TREN.BISNISMARKET.COM - Sebanyak 58 individu Orang Utan Sumatra ditemukan tewas seketika pasca-terjangan Siklon Senyar di wilayah Sumatra bagian barat pada bulan November tahun lalu. Jumlah kematian satwa langka ini setara dengan sekitar 7% dari total populasi Orang Utan Tapanuli yang tersisa.

Penyebab utama kematian satwa dilindungi ini diduga kuat karena tertimbun longsoran material alam. Para pekerja kemanusiaan menemukan bangkai orang utan tersebut terkubur di antara puing-puing, lumpur tebal, dan batang-batang kayu besar di Desa Pulo Pakkat, Tapanuli Tengah.

Penemuan mengerikan ini pertama kali diungkapkan oleh salah seorang anggota tim kemanusiaan yang berada di lokasi bencana. Decky Chandra mengungkapkan bahwa meskipun ia telah melihat beberapa korban jiwa manusia, ini adalah kali pertama ia menemukan bangkai satwa liar dalam kondisi serupa.

Kondisi fisik bangkai orang utan yang ditemukan sangat memprihatinkan, di mana bagian wajah mereka tampak terkoyak. Erik Meijaard, Direktur Pelaksana Borneo Futures, menyatakan keterkejutannya setelah melihat foto-foto yang menunjukkan kerusakan parah pada bangkai primata tersebut.

Meijaard menjelaskan bahwa bencana longsor skala besar yang diakibatkan oleh siklon tersebut membuat satwa liar, bahkan orang utan yang dikenal kuat, tidak berdaya menghadapi kekuatan alam. Ia menambahkan bahwa kehancuran hutan secara masif membuat hewan-hewan tersebut hancur berkeping-keping.

"Pasti mengerikan ada di hutan saat itu," imbuh Erik Meijaard, menggambarkan suasana mencekam yang terjadi selama badai berlangsung.

Para peneliti mengingatkan bahwa Siklon Senyar, yang juga merenggut lebih dari 1.000 korban jiwa manusia, bukanlah kejadian sekali jalan.
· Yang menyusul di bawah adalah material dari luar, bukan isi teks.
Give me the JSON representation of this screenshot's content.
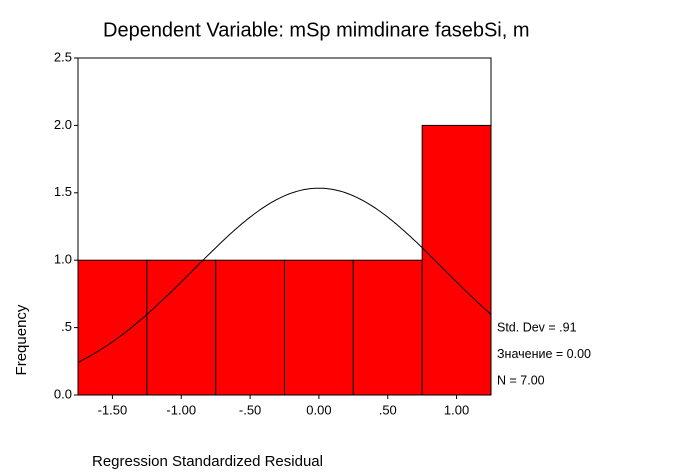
{
  "chart_data": {
    "type": "histogram",
    "title": "Dependent Variable: mSp mimdinare fasebSi, m",
    "x_label": "Regression Standardized Residual",
    "y_label": "Frequency",
    "bins": [
      -1.75,
      -1.25,
      -0.75,
      -0.25,
      0.25,
      0.75,
      1.25
    ],
    "values": [
      1,
      1,
      1,
      1,
      1,
      2
    ],
    "color": "#ff0000",
    "xlim": [
      -1.75,
      1.25
    ],
    "ylim": [
      0,
      2.5
    ],
    "xticks": [
      {
        "value": -1.5,
        "label": "-1.50"
      },
      {
        "value": -1,
        "label": "-1.00"
      },
      {
        "value": -0.5,
        "label": "-.50"
      },
      {
        "value": 0,
        "label": "0.00"
      },
      {
        "value": 0.5,
        "label": ".50"
      },
      {
        "value": 1,
        "label": "1.00"
      }
    ],
    "yticks": [
      {
        "value": 0,
        "label": "0.0"
      },
      {
        "value": 0.5,
        "label": ".5"
      },
      {
        "value": 1,
        "label": "1.0"
      },
      {
        "value": 1.5,
        "label": "1.5"
      },
      {
        "value": 2,
        "label": "2.0"
      },
      {
        "value": 2.5,
        "label": "2.5"
      }
    ],
    "stats": {
      "values": [
        0.91,
        0,
        7
      ],
      "value_labels": [
        "Std. Dev = .91",
        "Значение = 0.00",
        "N = 7.00"
      ]
    }
  }
}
Mereka memperingatkan bahwa frekuensi dan intensitas curah hujan ekstrem yang dipicu oleh perubahan iklim dapat terulang di masa mendatang.

Ancaman jangka panjang dari perubahan pola cuaca ekstrem ini tidak hanya mengancam kelangsungan hidup Orang Utan Tapanuli, tetapi juga merusak habitat vital yang mereka tinggali.

Menurut hasil penelitian yang telah dipublikasikan, populasi Orang Utan Tapanuli berisiko mengalami kepunahan jika terjadi penurunan populasi melebihi 1% dari jumlah yang tercatat pada tahun 2017 lalu.